Over a third of the highest-staking bettors—those who pour vital money into British racing—have turned to the black market in the past year. Because, astonishingly, when you make something difficult to access through legal means, people don’t stop doing it; they just find another way. You’d think the government might have learned this from, say, every failed prohibition effort in history. But no.
Reverend Devenish understands this in a way that policy-makers apparently do not. "If we took a fairly puritanical view, which might be that gambling was made illegal, it would just go underground," he says. "It’s all well and good having safeguards and setting these limits, but people who are now being switched off are just finding other places and betting underground."
The man is right. The more the state tries to crush legal betting, the more it fuels the unregulated, hidden market. And who suffers? Not just punters, but racing itself.
If the Bookies Can’t Win, Neither Can Racing
The impact on horse racing cannot be overstated. The sport relies on punters to fund its very existence, and when those punters are driven away by an overzealous nanny state, the consequences are severe. The industry loses money, prize funds shrink, racecourses struggle, and jobs are lost. Meanwhile, those who genuinely have gambling problems—who might have been helped under a sensible system—are instead left to the wolves of the black market, where no one will intervene until their situation is catastrophic.

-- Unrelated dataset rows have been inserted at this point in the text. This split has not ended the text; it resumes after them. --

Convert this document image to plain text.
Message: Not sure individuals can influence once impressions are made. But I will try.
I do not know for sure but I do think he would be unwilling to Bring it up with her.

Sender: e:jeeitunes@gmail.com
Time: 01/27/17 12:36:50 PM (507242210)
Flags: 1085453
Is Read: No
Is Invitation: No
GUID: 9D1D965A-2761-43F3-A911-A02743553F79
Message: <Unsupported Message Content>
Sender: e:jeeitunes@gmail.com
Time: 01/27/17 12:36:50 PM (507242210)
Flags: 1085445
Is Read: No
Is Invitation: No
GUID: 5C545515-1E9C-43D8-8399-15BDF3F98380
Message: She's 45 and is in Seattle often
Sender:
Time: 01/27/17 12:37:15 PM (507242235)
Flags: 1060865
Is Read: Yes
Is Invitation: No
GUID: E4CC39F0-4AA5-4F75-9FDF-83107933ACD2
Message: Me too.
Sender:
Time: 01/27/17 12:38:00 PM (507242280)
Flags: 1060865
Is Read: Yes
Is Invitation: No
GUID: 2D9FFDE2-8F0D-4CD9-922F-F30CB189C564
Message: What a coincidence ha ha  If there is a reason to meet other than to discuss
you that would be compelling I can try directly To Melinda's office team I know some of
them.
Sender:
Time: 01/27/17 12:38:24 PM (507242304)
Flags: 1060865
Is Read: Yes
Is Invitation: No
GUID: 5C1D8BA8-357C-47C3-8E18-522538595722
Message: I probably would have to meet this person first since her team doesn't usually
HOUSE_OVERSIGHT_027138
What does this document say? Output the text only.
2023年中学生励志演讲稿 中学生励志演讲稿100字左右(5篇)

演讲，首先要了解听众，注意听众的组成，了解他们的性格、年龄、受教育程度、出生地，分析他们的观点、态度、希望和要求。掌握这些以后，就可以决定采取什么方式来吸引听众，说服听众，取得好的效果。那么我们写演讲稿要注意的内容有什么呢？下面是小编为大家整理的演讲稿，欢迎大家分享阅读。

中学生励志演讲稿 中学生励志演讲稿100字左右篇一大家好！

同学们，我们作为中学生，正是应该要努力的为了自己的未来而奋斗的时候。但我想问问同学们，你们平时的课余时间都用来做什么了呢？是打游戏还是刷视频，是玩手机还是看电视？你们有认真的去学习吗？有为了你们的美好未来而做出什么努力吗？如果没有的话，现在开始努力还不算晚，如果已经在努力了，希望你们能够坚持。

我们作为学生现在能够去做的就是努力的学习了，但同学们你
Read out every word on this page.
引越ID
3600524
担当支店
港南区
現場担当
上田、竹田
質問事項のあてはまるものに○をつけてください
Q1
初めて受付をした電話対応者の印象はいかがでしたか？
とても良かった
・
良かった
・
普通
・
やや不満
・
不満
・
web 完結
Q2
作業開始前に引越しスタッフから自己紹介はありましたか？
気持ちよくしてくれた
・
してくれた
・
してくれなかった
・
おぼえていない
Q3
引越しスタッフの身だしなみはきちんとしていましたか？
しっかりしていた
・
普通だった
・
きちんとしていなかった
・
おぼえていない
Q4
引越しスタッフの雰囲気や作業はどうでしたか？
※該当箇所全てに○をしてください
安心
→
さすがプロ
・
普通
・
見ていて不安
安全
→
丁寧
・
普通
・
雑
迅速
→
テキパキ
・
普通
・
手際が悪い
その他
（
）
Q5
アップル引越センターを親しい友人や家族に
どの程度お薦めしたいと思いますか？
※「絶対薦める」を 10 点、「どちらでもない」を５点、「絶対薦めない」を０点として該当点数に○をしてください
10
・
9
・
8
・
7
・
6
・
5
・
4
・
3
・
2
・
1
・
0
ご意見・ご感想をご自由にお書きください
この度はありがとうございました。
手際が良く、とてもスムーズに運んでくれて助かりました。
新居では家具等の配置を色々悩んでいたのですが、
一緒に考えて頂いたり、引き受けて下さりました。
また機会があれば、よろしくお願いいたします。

It is a farce, and not the funny kind.
And yet, in Westminster and among the smug crusaders of public health, the response will not be to admit fault. No, they will instead insist that the solution is even more regulation. Perhaps next, they’ll require you to submit an essay on financial literacy before placing a bet, or maybe a reference letter from your boss confirming that you can be trusted with discretionary spending.
Freedom to Bet, Freedom to Lose
At its core, this is a question of personal responsibility. Reverend Devenish, a man whose day job involves helping those genuinely in need, understands that some people will always struggle with addiction—whether it be gambling, alcohol, or buying terrible designer trainers on Klarna. But the answer is not to infantilise an entire nation in the name of protecting the few.
"What is wrong with setting aside a certain amount of money?" he asks. Nothing. Absolutely nothing—except that it assumes people are capable of making their own decisions, which is an idea deeply offensive to those who believe the state must always intervene.
And so, we find ourselves in a peculiar reality where the vicar—once the traditional enemy of the betting man—now stands as one of the few voices of reason. He understands that betting is an integral part of British life, that it should be done in the open where problems can be addressed, and that punters have the right to take risks.
The question is, why don’t the people in charge understand this?
Perhaps we should hand the regulation of gambling over to the clergy. It’s hard to imagine they’d do a worse job.